Kate Droover punched the correct time-date sequence into the lock and stepped back. The hatch screeched open and the floor raised her out with the morning sun. From this airy vantage it was easy to see how the canyon got its name.
To her left, subtly camouflaged, was a shady awning. She dumped her pile of comics on a stool and sat cross-legged on the cool stone.
It was there to be read, Kate knew, the facts as expounded by Ernie and presented by Uncle Stylo, each separate panel hand-drawn, shades of black, blue, pink, crimson, green, white and purple.

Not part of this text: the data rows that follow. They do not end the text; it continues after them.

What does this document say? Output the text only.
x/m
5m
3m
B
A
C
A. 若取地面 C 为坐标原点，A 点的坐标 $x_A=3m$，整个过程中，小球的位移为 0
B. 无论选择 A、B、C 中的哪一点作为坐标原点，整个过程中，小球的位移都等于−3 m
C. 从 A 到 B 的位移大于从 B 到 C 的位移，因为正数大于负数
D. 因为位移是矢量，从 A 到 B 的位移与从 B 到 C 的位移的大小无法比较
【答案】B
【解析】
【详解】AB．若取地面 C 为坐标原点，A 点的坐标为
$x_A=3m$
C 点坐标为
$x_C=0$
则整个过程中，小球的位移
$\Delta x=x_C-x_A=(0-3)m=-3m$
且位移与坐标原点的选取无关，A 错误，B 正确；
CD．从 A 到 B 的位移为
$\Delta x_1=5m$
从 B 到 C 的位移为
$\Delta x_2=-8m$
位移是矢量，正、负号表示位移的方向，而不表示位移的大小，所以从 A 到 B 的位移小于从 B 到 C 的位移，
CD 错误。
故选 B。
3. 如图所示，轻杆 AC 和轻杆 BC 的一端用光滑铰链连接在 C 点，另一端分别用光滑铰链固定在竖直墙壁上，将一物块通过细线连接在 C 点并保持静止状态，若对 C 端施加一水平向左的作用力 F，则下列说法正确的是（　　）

He'd been duped, that much was clear.
Pot-plants and cheeses...
Life for the foreseeable future was recycled and insulated, hermetically sealed and filtered. The job was glider pilot. He was, for the first time in his life, part of a team. They were twelve: himself, a mechanic and ten drillers, swept up in a bizarre half-light, tossed on undetectable winds and immersed in miragelike contours, reflections from the gas giant dominating the Europan sky. It was impossible to think in terms of day and night. The great red spot, God's thumbprint, ornamented the icy surface...almost as often as he did, waist-deep in the frozen illusions, stepping carefully to avoid the ephemeral pits and interstices. Morgan's head floated. This was research at its most basic and raw.
And a synthetic version was still not perfected.
Rocket fuel, the insubstantial element, the complex mutation of achromatic gases, lay in scattered pockets beneath the moon's inhospitable crust.
And it was running out.
Did very strange things, the real stuff.